8/10Cross Game

/ Critique - écrit par juro, le 20/09/2007
Notre verdict : 8/10 - Une bonne base (Ecrivez votre critique)

Tags : game cross adachi mitsuru manga tonkam tome

Une des plus récentes parutions du maître Adachi. Et devinez quoi, ça parle de base-ball. Forcément, le parallèle avec Touch saute aux yeux...

Mitsuru Adachi a crée une pléiade d’excellents titres en s’attribuant largement une grande part des plus beaux succès dans le genre de la comédie romantique sportive avec un humour très développé et percutant. Au panthéon d’entre elles demeure Touch. Alors l’auteur se serait-il fourvoyé en tentant de nous replacer quelques uns des éléments de son manga phare dans Cross Game, un autre titre ayant pour cadre le base-ball et la disparition d’un être cher. Mais pas de pâle copie, une autre version des rapports entre adolescents made in Adachi !

Home run

Les familles Kitamura, qui tient un magasin de sport, et Tsukishima, qui tient une batterie de baseball, sont très proches. Et c’est encore plus vrai pour leurs enfants. Wakaba est d’ailleurs celle des quatre filles Tsukishima a s’entendre le mieux avec Kou Kitamura. Ce dernier ne prend rien au sérieux, si ce n’est réussir à vendre du matériel de sport à ses amis pour se faire de l’argent de poche. Pourtant, pour plaire à Wakaba, beaucoup de choses peuvent évoluer… du moins jusqu’au drame qui changera à tout jamais la vie de Kou !

Cross Game (c) Tonkam
Cross Game (c) Tonkam
Les principaux ingrédients de Touch mis en place dès le premier volume confèrent immédiatement une aura lumineuse à Cross Game. Les personnages au caractère similaire à peu de choses près aussi. Le base-ball apparaît tout aussi présent mais plutôt par bribes que par match entier à en croire les premiers volumes. L’équivalent de Tatsuya se nomme Kou, celui de Minami est incarné par Wakaba. La même recette pourrait-on dire. Alors resucée ou pas ? Non, non et non. Derrière les non-dits de l’événement marquant du premier volume chamboulant toute l’intrigue, le manga se révèle particulièrement dur en ressassant le souvenir d’un être perdu. Et tout se trouve dépeuplé. Les rapports entre adolescents évoluent au détour de petites histoires toutes imbriquées pour faire progresser l’intrigue sans qu’on ne s’en rende compte. Le même procédé que Touch mais avec des répercussions différentes. Là où les personnages se trouvaient rapprochés, une barrière insurmontable semble s’être créer ici. Les protagonistes comme les seconds couteaux se cachent derrière un masque lors des dialogues possédant une bonne dose d’humour et d’émotion. Que du bon.

Safe

Kou, Wakaba et les autres se trouvent souvent embringués dans des situations tout à fait drolatiques et cocasses que seul Adachi sait déverser avec autant de maestria. L’amour et ses petites contrariétés, le succès sportif et ses nombreux rebondissements, les relations familiales déjantés, le refoulement des sentiments... Tout ce qui a toujours (ou presque) composé un manga du maître se retrouve condensé en l’espace de quelques pages. Avec l’impression de vivre une nouvelle aventure pleines de situations à la fois déjà-vu et renouvelées. Cette sensation étrange est renforcée par le character design propre à l’auteur qui ne se force pour innover des masses en recréant un groupe de personnages piochés dans ses précédentes œuvres.
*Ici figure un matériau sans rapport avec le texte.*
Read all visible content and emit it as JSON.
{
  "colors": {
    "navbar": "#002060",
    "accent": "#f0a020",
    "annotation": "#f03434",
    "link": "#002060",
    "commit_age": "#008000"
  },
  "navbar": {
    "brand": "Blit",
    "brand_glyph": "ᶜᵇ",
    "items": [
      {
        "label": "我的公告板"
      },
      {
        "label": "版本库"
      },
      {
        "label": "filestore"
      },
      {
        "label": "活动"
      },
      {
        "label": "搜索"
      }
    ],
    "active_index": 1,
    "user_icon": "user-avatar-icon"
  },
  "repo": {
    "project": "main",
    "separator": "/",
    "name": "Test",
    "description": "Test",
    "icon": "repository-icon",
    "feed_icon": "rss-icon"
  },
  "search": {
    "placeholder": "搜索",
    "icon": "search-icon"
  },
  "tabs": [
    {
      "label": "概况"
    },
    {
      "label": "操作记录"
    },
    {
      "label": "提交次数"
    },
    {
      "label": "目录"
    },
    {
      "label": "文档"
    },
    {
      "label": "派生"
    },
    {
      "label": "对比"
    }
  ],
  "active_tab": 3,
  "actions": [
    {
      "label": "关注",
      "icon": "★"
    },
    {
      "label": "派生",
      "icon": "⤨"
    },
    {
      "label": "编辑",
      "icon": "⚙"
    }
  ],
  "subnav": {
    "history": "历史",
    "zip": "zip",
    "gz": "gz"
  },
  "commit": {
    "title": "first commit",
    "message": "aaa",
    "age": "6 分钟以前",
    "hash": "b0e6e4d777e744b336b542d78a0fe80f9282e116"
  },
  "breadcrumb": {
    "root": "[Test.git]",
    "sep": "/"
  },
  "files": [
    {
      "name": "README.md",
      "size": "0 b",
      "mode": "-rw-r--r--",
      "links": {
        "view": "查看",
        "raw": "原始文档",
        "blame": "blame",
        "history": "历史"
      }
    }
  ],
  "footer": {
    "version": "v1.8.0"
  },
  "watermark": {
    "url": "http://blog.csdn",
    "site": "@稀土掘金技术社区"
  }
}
Le dessin clair et épuré du mangaka, marque de fabrique déposé depuis ses nombreux succès, trouve à nouveau preneur. Ce n’est pas tant sa manière de dessiner des personnages simples à première vue mais plutôt la manière dont il sait découper ses œuvres qui le rend terriblement subtil aux yeux des fervents lecteurs qui s’en délectent. Les expressions à contre-courant des paroles dans le but de faire rire donnent toujours ce point si positif à Adachi qu’on retombe sous le charme sans penser s’être fait escroqué le moins du monde.

Cross Game s’adresse aux amateurs de mangas bien construits. Toujours en cours au Japon, il s’avère difficile d’établir un pronostic sur la qualité des débats par la suite mais on peut faire confiance au mangaka pour se montrer explicite et trouver de nouvelles pirouettes pour développer une histoire partie sur les meilleures bases.